Harvest late, but wines look promising

The 2013 season is coming to an end after a slow start and although the wine grape harvest will be smaller in some districts, the industry anticipates good quality wines. This according to Francois Viljoen, manager of VinPro’s consultation service.

At the end of March the total 2013 harvest was expected to reach close to 1 403 664 tons – 8 500 tons more than in 2012.

“The harvest started at least seven days later than last year in most districts, and in some cases even 14 days late. However, as the season progressed, the later cultivars started ripening on time, putting great pressure on cellars by the end of March – especially with regard to fermentation space,” explained Viljoen.

Hot weather respectively during middle January, and at the beginning of March sped up ripening, while rain in February at the same time relieved stress in dryland vineyards in Darling and Malmesbury and led to rot and somewhat lower productions in Stellenbosch.

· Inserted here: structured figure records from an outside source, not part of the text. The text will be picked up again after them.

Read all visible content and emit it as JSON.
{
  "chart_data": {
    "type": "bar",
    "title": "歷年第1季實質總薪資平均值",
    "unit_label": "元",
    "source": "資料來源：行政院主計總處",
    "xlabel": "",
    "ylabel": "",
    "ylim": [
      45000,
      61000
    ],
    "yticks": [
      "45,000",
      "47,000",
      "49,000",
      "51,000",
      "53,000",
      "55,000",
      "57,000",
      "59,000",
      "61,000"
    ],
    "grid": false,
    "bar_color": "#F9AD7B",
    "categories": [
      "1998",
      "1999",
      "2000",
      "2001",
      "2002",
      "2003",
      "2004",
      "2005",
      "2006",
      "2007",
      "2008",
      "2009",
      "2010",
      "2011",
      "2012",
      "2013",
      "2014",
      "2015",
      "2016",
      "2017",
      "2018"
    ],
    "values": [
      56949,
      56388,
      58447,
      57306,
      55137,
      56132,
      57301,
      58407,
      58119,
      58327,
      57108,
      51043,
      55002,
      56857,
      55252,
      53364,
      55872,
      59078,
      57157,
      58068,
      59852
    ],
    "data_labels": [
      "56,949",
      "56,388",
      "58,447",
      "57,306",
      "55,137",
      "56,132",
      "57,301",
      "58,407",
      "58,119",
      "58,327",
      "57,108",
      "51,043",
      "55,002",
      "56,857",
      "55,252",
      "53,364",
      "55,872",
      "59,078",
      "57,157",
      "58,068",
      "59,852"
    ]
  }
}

The Orange River district expects a larger harvest than last year when rot was a challenge. Olifants River, Paarl and Malmesbury also look forward to larger harvests, while Klein Karoo and Stellenbosch expect a slight decrease. The Robertson, Worcester and Breedekloof areas had large harvests in 2012 and initially expected much smaller harvests, but as the season progressed both Worcester and Robertson became more hopeful and amended their estimates somewhat.

“Winemakers look forward to a promising year, especially with regard to early white cultivars. The colour on red cultivars is exceptional, as well as the analyses with regard to sugar, acidity and pH. Pinotage is in its element this year, with good yields expected throughout the winelands,” said Viljoen.

A full harvest report will released early May.